0
votes

I am currently building a serverless application based in AWS Lambda that creates CloudFront distributions on behalf of users. Currently, when a user calls my 'delete' operation, my API Lambda function disables the CloudFront Distribution. However, the distributions are never cleaned up and deleted because I need to wait for the disable to complete first. Given Lambda's limit of 15 minutes I can't just wait for the disable to finish deploying, and that would be cost-inefficient even if I could.

I realize I could have a Lambda function periodically poll my CloudFront distributions and clean them up, but I'm hoping to do this in an event-driven way so that it occurs as close to real-time as possible and I don't need to use any compute when there's nothing to delete.

I tried setting a CloudWatch Event to trigger on UpdateDistribution calls, but that triggers when the distribution begins to disable rather than when it finishes, so that doesn't really fix the issue where I need to wait for the deploy.

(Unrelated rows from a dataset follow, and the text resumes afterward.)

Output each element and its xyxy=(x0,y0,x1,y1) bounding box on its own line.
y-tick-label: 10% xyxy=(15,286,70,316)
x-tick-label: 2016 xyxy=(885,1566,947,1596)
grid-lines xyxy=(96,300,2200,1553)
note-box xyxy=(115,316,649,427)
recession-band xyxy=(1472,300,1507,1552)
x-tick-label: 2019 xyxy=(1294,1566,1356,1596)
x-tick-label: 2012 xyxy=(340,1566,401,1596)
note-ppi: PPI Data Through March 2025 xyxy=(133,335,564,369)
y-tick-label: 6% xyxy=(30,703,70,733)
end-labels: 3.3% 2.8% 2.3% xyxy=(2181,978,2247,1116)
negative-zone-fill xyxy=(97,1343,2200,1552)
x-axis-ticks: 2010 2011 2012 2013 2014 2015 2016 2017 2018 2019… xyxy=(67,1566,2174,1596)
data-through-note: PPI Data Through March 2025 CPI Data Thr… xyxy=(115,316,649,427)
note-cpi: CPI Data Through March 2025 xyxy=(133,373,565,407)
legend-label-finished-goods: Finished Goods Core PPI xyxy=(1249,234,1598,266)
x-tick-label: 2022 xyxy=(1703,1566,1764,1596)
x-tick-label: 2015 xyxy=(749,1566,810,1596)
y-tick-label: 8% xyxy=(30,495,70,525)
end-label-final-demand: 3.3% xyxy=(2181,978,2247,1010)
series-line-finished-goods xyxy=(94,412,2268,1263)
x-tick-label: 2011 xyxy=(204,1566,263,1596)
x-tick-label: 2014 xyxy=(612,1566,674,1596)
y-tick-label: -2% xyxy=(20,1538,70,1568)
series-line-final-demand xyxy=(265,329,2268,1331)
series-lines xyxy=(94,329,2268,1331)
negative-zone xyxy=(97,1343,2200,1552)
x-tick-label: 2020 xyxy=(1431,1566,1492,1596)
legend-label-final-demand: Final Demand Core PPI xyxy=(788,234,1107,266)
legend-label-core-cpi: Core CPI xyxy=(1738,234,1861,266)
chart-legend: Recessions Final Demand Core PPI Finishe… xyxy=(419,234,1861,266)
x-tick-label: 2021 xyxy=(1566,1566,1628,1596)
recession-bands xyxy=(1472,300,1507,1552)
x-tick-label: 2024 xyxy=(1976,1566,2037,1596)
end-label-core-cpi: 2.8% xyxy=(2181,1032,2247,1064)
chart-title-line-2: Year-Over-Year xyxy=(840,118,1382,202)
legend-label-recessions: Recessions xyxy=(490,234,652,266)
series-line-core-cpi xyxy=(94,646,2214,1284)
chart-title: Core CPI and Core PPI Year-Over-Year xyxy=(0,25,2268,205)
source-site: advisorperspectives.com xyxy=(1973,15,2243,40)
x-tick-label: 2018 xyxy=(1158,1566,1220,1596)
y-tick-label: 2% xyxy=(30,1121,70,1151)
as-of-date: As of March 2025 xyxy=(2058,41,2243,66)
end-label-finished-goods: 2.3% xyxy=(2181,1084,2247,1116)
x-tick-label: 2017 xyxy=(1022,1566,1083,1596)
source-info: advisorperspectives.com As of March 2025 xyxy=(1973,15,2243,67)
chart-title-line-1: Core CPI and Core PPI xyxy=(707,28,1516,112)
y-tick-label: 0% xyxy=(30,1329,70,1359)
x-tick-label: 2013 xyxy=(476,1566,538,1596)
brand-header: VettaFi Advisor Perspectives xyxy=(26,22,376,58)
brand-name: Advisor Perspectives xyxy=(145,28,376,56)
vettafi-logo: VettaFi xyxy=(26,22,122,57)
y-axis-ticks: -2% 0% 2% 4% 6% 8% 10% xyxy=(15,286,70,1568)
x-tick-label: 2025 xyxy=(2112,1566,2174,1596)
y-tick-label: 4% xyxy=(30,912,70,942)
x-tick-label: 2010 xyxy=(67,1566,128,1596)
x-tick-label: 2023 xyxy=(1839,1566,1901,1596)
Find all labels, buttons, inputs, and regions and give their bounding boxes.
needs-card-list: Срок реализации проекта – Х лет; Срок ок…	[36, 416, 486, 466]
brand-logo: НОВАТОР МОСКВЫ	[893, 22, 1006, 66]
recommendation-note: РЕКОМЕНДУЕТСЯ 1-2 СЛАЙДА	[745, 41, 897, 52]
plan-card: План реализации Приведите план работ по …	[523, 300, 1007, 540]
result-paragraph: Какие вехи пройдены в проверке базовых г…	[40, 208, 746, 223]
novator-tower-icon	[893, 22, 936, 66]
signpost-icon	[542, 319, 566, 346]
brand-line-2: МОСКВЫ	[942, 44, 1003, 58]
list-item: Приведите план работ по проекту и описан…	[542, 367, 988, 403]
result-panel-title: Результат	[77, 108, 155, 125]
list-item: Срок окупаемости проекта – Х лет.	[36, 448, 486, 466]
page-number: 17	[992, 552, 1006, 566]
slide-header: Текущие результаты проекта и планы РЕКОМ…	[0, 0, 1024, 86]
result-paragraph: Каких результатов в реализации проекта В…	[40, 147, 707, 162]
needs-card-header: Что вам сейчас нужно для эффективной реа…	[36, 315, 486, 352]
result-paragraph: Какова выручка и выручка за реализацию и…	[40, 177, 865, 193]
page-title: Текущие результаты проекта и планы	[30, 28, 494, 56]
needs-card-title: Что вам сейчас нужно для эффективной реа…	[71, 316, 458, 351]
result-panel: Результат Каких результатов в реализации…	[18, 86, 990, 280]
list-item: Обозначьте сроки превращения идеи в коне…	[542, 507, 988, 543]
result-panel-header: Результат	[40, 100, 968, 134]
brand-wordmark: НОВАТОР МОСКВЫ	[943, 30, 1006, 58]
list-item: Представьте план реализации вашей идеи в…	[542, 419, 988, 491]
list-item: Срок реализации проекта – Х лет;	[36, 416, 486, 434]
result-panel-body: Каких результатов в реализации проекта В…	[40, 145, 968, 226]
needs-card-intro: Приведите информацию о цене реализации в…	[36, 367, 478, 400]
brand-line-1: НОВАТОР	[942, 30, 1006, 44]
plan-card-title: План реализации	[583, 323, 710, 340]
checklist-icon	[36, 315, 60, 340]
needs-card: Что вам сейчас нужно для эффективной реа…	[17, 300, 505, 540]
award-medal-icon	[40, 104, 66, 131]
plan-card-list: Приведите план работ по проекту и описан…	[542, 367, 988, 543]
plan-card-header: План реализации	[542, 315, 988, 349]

Any suggestions on how to accomplish this? Is it even possible?

2

2 Answers

0
votes

I recommend using an AWS Step Function to manage the final deletion of the CloudFront Distribution. Your lambda could disable the CloudFront Distribution and invoke the Step Function. The step function could manage the polling of the distribution and final deletion by calling Lambda functions.

0
votes

AWS officially say that CloudFront takes a maximum of 15 minutes to enable or disable a distribution. Although we have found this to generally true, we have encountered instances where it takes longer than 15 minutes to disable a distribution, and thus I would recommend that any solution must account for the possibility that, for whatever reason, it may take longer than 15 minutes to disable a distribution.

Although not a perfect event driven solution, it's definitely possible to do this in a mostly event driven manner. Our solution is accomplished using CloudWatch, Lambda, SQS, and CloudTrail. It's clear that you have already enabled CloudTrail but for future readers who may face a similar challenge, if you haven't done so already, the first step is to enable CloudTrail logging in your account (note: using CloudTrail will incur charges as detailed here). Once CloudTrail is enabled, CloudWatch Events will be able to get the CloudFront events from CloudTrail.

Now that CloudTrail is enabled, we can get on with actually deleting the disabled distribution. In CloudWatch, create a CloudWatch Event that, on the UpdateDistribution event from CloudFront, triggers a Lambda function that publishes a message containing the distribution id to an SQS Delay Queue that has the maximum delay of 15 minutes (console based setup instructions here).

The consumer of message in the SQS queue is a second Lambda function. When invoked, this Lambda function should call the CloudFront GetDistribution API for the distribution id provided, and check if Distribution.DistributionConfig.Enabled === true, and if that's false, check if Distribution.Status === Deployed.

The logic can be adjusted to your particular needs or use case, but from here a potential workflow would be to simply check if Distribution.DistributionConfig.Enabled === true. If it's true then break out of the function because you were expecting it to be disabled, but it's not, so something is not right; maybe the distribution was reenabled manually or there was an error disabling it somewhere, or maybe the UpdateDistribution API was called for another reason, whatever the cause, the distribution is not in the state we're expecting and we shouldn't continue. Before breaking out of the function you should/could make sure this doesn't fail silently by sending an SNS message to notify admin that this error happened.

Moving on, if Distribution.DistributionConfig.Enabled === true returns false, check to make sure that Distribution.Status === Deployed. If this returns false then it would mean that the disabling is still InProgress and you need to wait longer. To deal with this without keeping your Lambda running (and incurring charges for this) simply publish a second message to my Delay Queue that again contains the distribution id, and the function then ends. The Lambda will trigger again in 15 minutes and repeat the above process on the next invocation.

If the check on Distribution.DistributionConfig.Enabled === true returns false and Distribution.Status === Deployed returns true, then the distribution is disabled and ready to be deleted. From here simply call the DeleteDistribution API with the distribution id and the ETag from the GetDistribution call you made at the beginning. The API operation looks something like DeleteDistribution --id {distributionId} --if-match {ETag}. If it is successfully deleted you'll get a 204, and that's it, all done. If there's an error you'll get a 4xx that you'll need to handle.